Even after years of being relatively free from restrictive eating habits, the weight of shame associated with eating disorders and trans identity have often been too heavy to share with others. During my freshman year of college, I was hanging out with a group of female friends late at night in one of the campus common spaces. We had all gotten to know each other fairly well after spending a week backpacking together, and relying on each other to navigate the new territory of college life back on campus. I had not initially shared that I was trans with this group of people, and had mixed feelings about broaching the topic. That night, my friends started talking about their experiences with body image and disordered eating. I sat there quietly, reflecting on those difficult years when even walking to school, with the wind blowing my shirt up against my body, was painful. I wanted so badly to share in the intimacy of this conversation, but the barriers of being a masculine-appearing person, someone you might not expect to have an eating disorder, held me back. 

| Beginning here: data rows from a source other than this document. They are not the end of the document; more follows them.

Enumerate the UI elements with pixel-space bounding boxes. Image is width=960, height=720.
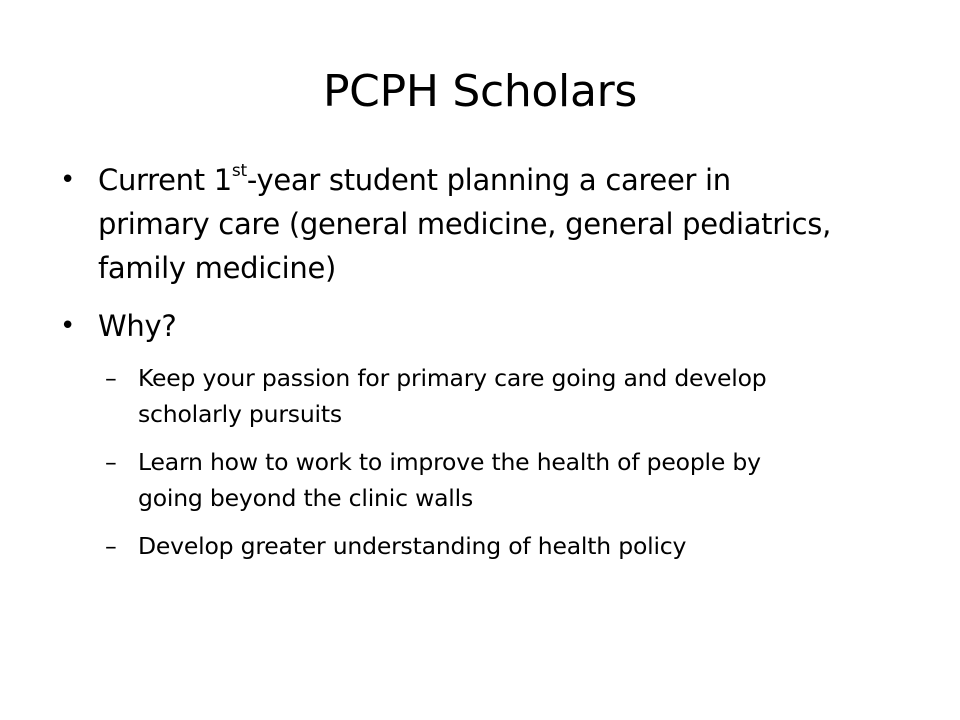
bullet-text-end: -year student planning a career in primary care (general medicine, general pediatrics, family medicine) bbox=[98, 163, 831, 285]
sub-bullet-item-passion bbox=[60, 360, 822, 432]
dash-icon: – bbox=[105, 532, 117, 560]
bullet-text: Why? bbox=[98, 309, 177, 343]
bullet-dot-icon: • bbox=[60, 311, 76, 341]
bullet-dot-icon: • bbox=[60, 165, 76, 195]
sub-bullet-text: Learn how to work to improve the health of people by going beyond the clinic walls bbox=[138, 448, 761, 512]
bullet-superscript: st bbox=[231, 161, 247, 181]
dash-icon: – bbox=[105, 364, 117, 392]
dash-icon: – bbox=[105, 448, 117, 476]
bullet-item-why bbox=[60, 304, 920, 348]
sub-bullet-text: Develop greater understanding of health policy bbox=[138, 532, 687, 560]
sub-bullet-item-health bbox=[60, 444, 822, 516]
bullet-item-current-student bbox=[60, 158, 834, 290]
bullet-text-start: Current 1 bbox=[98, 163, 232, 197]
sub-bullet-item-policy bbox=[60, 528, 898, 564]
sub-bullet-text: Keep your passion for primary care going and develop scholarly pursuits bbox=[138, 364, 767, 428]
slide-body bbox=[60, 158, 920, 564]
slide-title: PCPH Scholars bbox=[322, 66, 638, 117]
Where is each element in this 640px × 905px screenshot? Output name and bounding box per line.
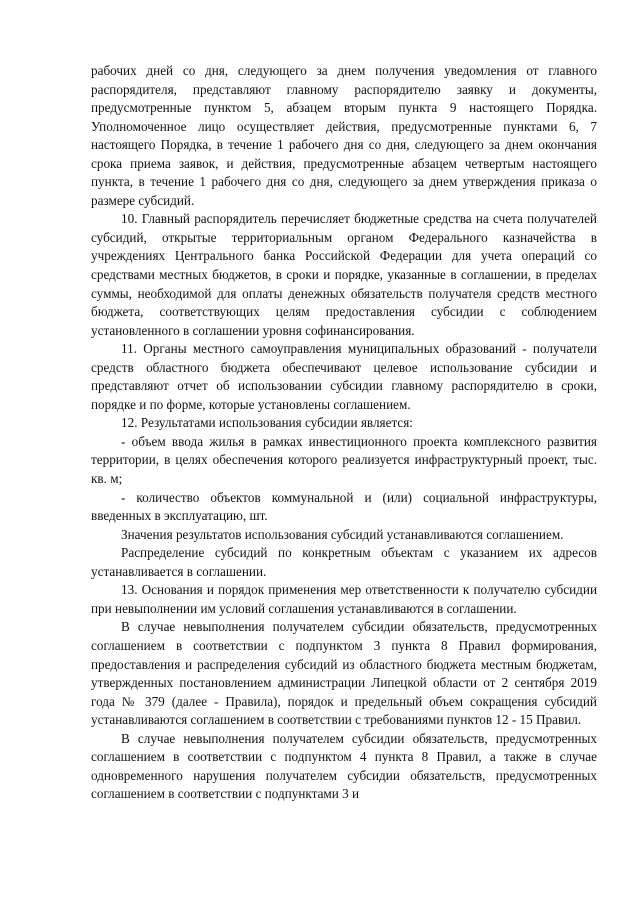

Over the past couple of years, I learned that my sister was also struggling with an eating disorder. I also learned that it was fairly common for multiple people in the same family to have an eating disorder. Despite being geographically far away from each other, this brought up old memories from my own history. I had never shared with my sister my own struggles with an eating disorder during my teens.

When I flew back to Wisconsin to visit for the holidays, the two of us went for a walk, trying not to slip on the ice on a cold winter day. We talked about how we had both been struggling for a long time before being able to open up to anyone, and how isolating it is to be alone with self-destructive thoughts and emotions. I wondered how different things would have been if I had been able to talk openly about my own experiences. While it may not have changed how things went for either of us, it may have alleviated some of the pain of feeling alone in our struggles. 

This is why it’s important to me to bring awareness to trans experiences with eating disorders this week. Conversations like these open up an opportunity for people to feel seen and understood in their struggles. Even though there have been many moments when I did not feel like I could be open about my own story, I hope that continuing to have more open conversations about eating disorders in the trans community will lead others to feel seen and understood, even if they aren’t able to share their own story in that moment either. The awareness that others have faced a similar struggle helps us to feel less alone.